Personne, en ce matin du 21 juin, n’avait pour objectif de s’en prendre aux personnes présentes dans l’hôtel, employés ou clients, et les terroriser. Ou bien de s’en prendre à des installations sans lien direct avec le projet. Ce qui est visé, c’est toute la logique économique qui sous-tend l’implantation de l’Andra et du nucléaire dans la région : la construction, à coup de carotte et de bâton d’une mono-industrie se rendant indispensable partout. Le 21 juin, en brisant quelques tables, chaises, verres, il s’agissait de contribuer à fissurer le règne de l’Andra sur l’économie locale, toute son entreprise de pénétration des consciences et du tissu économique. Cet hôtel n’est pas la propriété directe de l’Andra mais sa créature.

Depuis deux jours la campagne de propagande de l’Andra et de la Préfecture est digne de la chronique de faits divers : sur la page d’accueil de son site internet l’agence attribue aux opposants la destruction d’une antenne atmosphérique le 20 juin, alors que c’est l’entreprise elle-même qui est venue la démonter. Ensuite, l’agence atteste que le 21 juin « le personnel n’était pas présent dans ces espaces à cette heure », tandis que dans son article l‘Est Républicain donne la parole à un cuisinier sous le choc qui aurait été sur place…

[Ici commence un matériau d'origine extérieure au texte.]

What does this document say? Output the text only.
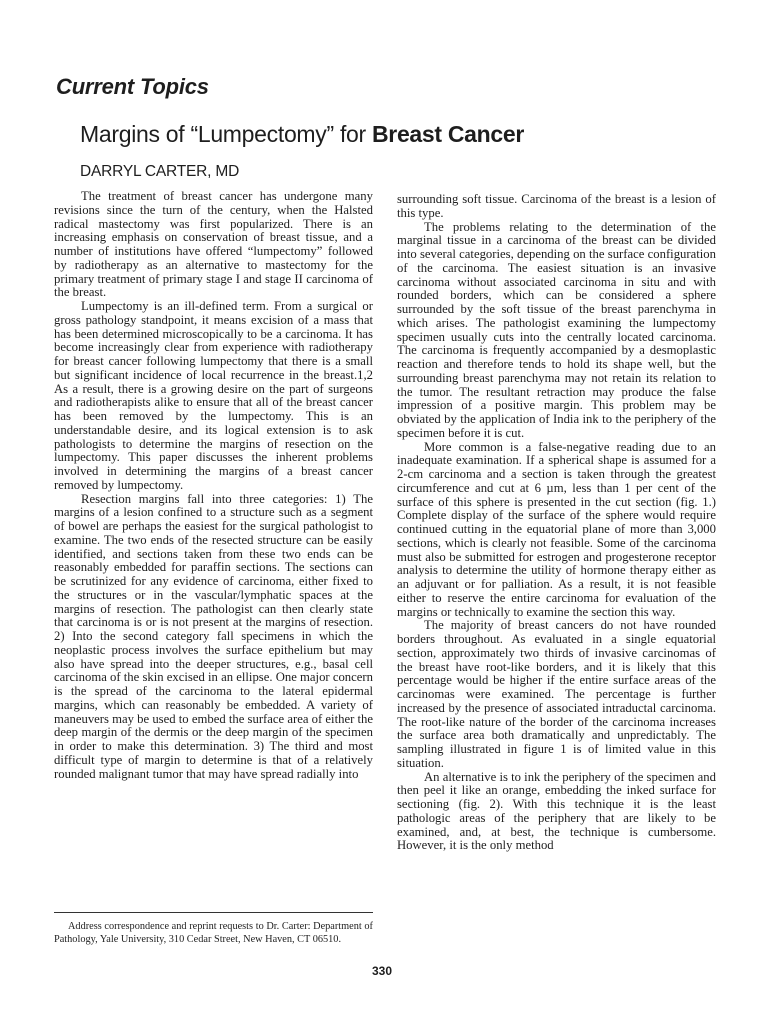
Current Topics
Margins of “Lumpectomy” for Breast Cancer
DARRYL CARTER, MD

The treatment of breast cancer has undergone many revisions since the turn of the century, when the Halsted radical mastectomy was first popularized. There is an increasing emphasis on conservation of breast tissue, and a number of institutions have offered “lumpectomy” followed by radiotherapy as an alternative to mastectomy for the primary treatment of primary stage I and stage II carcinoma of the breast.

Lumpectomy is an ill-defined term. From a surgical or gross pathology standpoint, it means excision of a mass that has been determined microscopically to be a carcinoma. It has become increasingly clear from experience with radiotherapy for breast cancer following lumpectomy that there is a small but significant incidence of local recurrence in the breast.1,2 As a result, there is a growing desire on the part of surgeons and radiotherapists alike to ensure that all of the breast cancer has been removed by the lumpectomy. This is an understandable desire, and its logical extension is to ask pathologists to determine the margins of resection on the lumpectomy. This paper discusses the inherent problems involved in determining the margins of a breast cancer removed by lumpectomy.

Resection margins fall into three categories: 1) The margins of a lesion confined to a structure such as a segment of bowel are perhaps the easiest for the surgical pathologist to examine. The two ends of the resected structure can be easily identified, and sections taken from these two ends can be reasonably embedded for paraffin sections. The sections can be scrutinized for any evidence of carcinoma, either fixed to the structures or in the vascular/lymphatic spaces at the margins of resection. The pathologist can then clearly state that carcinoma is or is not present at the margins of resection. 2) Into the second category fall specimens in which the neoplastic process involves the surface epithelium but may also have spread into the deeper structures, e.g., basal cell carcinoma of the skin excised in an ellipse. One major concern is the spread of the carcinoma to the lateral epidermal margins, which can reasonably be embedded. A variety of maneuvers may be used to embed the surface area of either the deep margin of the dermis or the deep margin of the specimen in order to make this determination. 3) The third and most difficult type of margin to determine is that of a relatively rounded malignant tumor that may have spread radially into

surrounding soft tissue. Carcinoma of the breast is a lesion of this type.

The problems relating to the determination of the marginal tissue in a carcinoma of the breast can be divided into several categories, depending on the surface configuration of the carcinoma. The easiest situation is an invasive carcinoma without associated carcinoma in situ and with rounded borders, which can be considered a sphere surrounded by the soft tissue of the breast parenchyma in which arises. The pathologist examining the lumpectomy specimen usually cuts into the centrally located carcinoma. The carcinoma is frequently accompanied by a desmoplastic reaction and therefore tends to hold its shape well, but the surrounding breast parenchyma may not retain its relation to the tumor. The resultant retraction may produce the false impression of a positive margin. This problem may be obviated by the application of India ink to the periphery of the specimen before it is cut.

More common is a false-negative reading due to an inadequate examination. If a spherical shape is assumed for a 2-cm carcinoma and a section is taken through the greatest circumference and cut at 6 µm, less than 1 per cent of the surface of this sphere is presented in the cut section (fig. 1.) Complete display of the surface of the sphere would require continued cutting in the equatorial plane of more than 3,000 sections, which is clearly not feasible. Some of the carcinoma must also be submitted for estrogen and progesterone receptor analysis to determine the utility of hormone therapy either as an adjuvant or for palliation. As a result, it is not feasible either to reserve the entire carcinoma for evaluation of the margins or technically to examine the section this way.

The majority of breast cancers do not have rounded borders throughout. As evaluated in a single equatorial section, approximately two thirds of invasive carcinomas of the breast have root-like borders, and it is likely that this percentage would be higher if the entire surface areas of the carcinomas were examined. The percentage is further increased by the presence of associated intraductal carcinoma. The root-like nature of the border of the carcinoma increases the surface area both dramatically and unpredictably. The sampling illustrated in figure 1 is of limited value in this situation.

An alternative is to ink the periphery of the specimen and then peel it like an orange, embedding the inked surface for sectioning (fig. 2). With this technique it is the least pathologic areas of the periphery that are likely to be examined, and, at best, the technique is cumbersome. However, it is the only method

Address correspondence and reprint requests to Dr. Carter: Department of Pathology, Yale University, 310 Cedar Street, New Haven, CT 06510.
330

Elle mentionne aussi des « pressions sur les habitants, les familles des élus ». Pour qui nous prend-on ? Ce qui fait que la résistance s’est redéployée lors des dernières années c’est justement la construction de liens forts avec des habitants du coin, un ancrage patient qui se manifeste aujourd’hui non seulement par l’occupation d’une forêt mais par des installations dans tout le territoire. Nous assumons par contre que M. Xavier Levet, en tant que personne publique, maire de Mandres, est un élu criblé de conflits d’intérêts, véritable VRP de l’Andra et devra être tenu comptable de ses actes. Mais en aucun cas sa famille n’a été cible de pressions.

Malgré toute la propagande, derrière les masques et les cagoules des gens qui agissent de cette manière, il n’y a pas de dangereuses personnes sanguinaires et inconscientes des conséquences de leurs actes. Il y a des êtres humains de chair, d’os, qui pensent et qui ressentent des émotions. Il y a des personnes qui ont grandi dans la région, d’autres qui sont venues s’installer plus tard, d’autres de passage, dans tous les cas des êtres humains qui ont à cœur le devenir de ce territoire. Les mains qui sabotent sont les mêmes que celles qui construisent des cabanes, retapent des maisons, font fleurir des potagers, animent des cantines collectives.

Depuis 20 ans, l’Andra prétend apporter développement, emplois, redynamisation du tissu local. Ces promesses sont fausses et de plus en plus de riverains comme d’élus ne sont plus dupes. L’industrie nucléaire s’implante sur les ruines d’un tissu économique régional qu’elle prétend rebooster… en accélérant sa chute. Qui voudra venir s’installer ou s’implanter à côté de la plus grande poubelle nucléaire du monde ? Une fois que tous les villages auront été vidés, ce qui se prépare c’est un désert radioactif militarisé, grillagé, saupoudré ça et là d’un hôtel-restaurant ou d’une supérette pour cadres du nucléaire de passage quelques jours – en aucun cas des personnes implantées sur le territoire comme voudrait le faire croire l’Andra.

Que ce soit dans les années 90 lorsque les premières grilles tombaient ou que des bottes de paille étaient incendiées, lors de la campagne d’action décentralisée Bure365 en 2014, ou bien l’occupation du bois Lejuc et l’attaque des grilles de l’Ecothèque lors de la dernière année, la logique est la même : s’en prendre non pas aux personnes mais à un projet aberrant et à tout le système qui le sous-tend.

Des hibouxes et gravitant-e-s de Bure.